Dass das Protokoll klar, widerspruchsfrei und detailliert war, überrascht nicht. Ich habe jedenfalls selten eines gesehen, das nicht klar und widerspruchsfrei war. Das hat mit der Praxis zu tun, dass die Protokolle nicht das Ergebnis von Aussagen sind, sondern das Ergebnis von Verhandlungen über den Inhalt. Für erfolgreiche Verhandlungen ist eine mehrfach für medizinische Konsultationen unterbrochene Einvernahme denkbar ungeeignet.

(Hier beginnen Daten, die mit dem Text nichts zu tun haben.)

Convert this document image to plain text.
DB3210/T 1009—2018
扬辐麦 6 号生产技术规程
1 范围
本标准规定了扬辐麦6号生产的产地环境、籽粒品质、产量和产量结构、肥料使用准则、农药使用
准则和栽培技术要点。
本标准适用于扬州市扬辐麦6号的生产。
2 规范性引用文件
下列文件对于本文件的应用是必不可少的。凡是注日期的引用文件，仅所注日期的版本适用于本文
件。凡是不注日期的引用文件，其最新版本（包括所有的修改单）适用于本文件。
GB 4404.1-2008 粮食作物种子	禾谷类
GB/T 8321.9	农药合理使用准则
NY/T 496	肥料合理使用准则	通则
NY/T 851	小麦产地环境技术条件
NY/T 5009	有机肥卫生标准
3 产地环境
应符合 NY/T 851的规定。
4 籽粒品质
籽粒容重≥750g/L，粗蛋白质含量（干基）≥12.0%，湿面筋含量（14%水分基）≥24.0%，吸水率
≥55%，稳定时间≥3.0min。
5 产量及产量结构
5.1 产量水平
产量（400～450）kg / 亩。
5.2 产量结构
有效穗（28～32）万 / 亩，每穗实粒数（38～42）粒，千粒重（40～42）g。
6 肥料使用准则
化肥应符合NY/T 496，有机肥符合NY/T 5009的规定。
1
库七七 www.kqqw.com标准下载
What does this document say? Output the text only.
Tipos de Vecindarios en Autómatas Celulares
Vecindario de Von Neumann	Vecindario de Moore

Auskunftspersonen, die sich bereit erklären, auszusagen, haben – anders als Beschuldigte – eine Wahrheitspflicht, können also bei Falschaussagen wegen Irreführung der Rechtspflege und anderem belangt werden. Darauf sind sie ausdrücklich hinzuweisen, ansonsten ihre Aussage nicht gegen sie werwertet werden kann, weil davon ausgegangen werden muss, dass ein nicht Rechtskundiger diese zusätzliche Bedingung nicht kennt und sich deshalb selbst um Kopf und Kragen belastet. Das ist sozusagen die Mirandawarnung für Auskunftspersonen. Will die Staatsanwaltschaft diese Belehrung umgehen, muss sie die Person als Beschuldigte einvernehmen, mit den Nachteil, dass diese dann informiert ist, worum es wirklich geht: Der vorliegende Beschwerdeführer war zur Tatzeit am Tatort und lenkte das todbringende Fahrzeug, seine Täterschaft an der Frontalkollision war also logischerweise nicht nur wahrscheinlich, was für einen Beschuldigtenstatus übrigens bereits ausreichend wäre, sondern er war vielmehr dringend tatvedächtig.
Denn das ist die wirkliche Bedeutung des Artikels 178d: Nicht dass die Staatsanwaltschaft sagt, sie habe den Beschwerdeführer angeblich gar nicht im Verdacht, da sie leider selbst nicht wisse, was passiert sei und der Tote jetzt auch nicht mehr reden könne, ist entscheidend, sondern dass sie seine Aussagen eben ohne diese Zusatzbelehrung zur Wahrheitspflicht nicht verwerten kann.
Im Formular “Rechte und Pflichten der Auskunftsperson”, dessen Unterzeichnung es dem Bescherdeführer als einziges Tangibles (das Herumgeeiere in um sachrelevant unvollständige, falsch abgeschriebene und nicht unterschriebene “Protokolle” in E2.5.2 kann man vergessen) entgegenhält, stand davon offenbar nichts, ansonsten das Gericht diesen Punkt wie dessen übrige Bestandteile zititert hätte. Das Urteil kann sich also, wenn das wirklich stimmt, nicht auf die ihn schwer belastende Aussage des Beschwerdeführers stützen. Da das Formular aktenkundig ist, dürfte in diesem Fall auch die Revision offen stehen.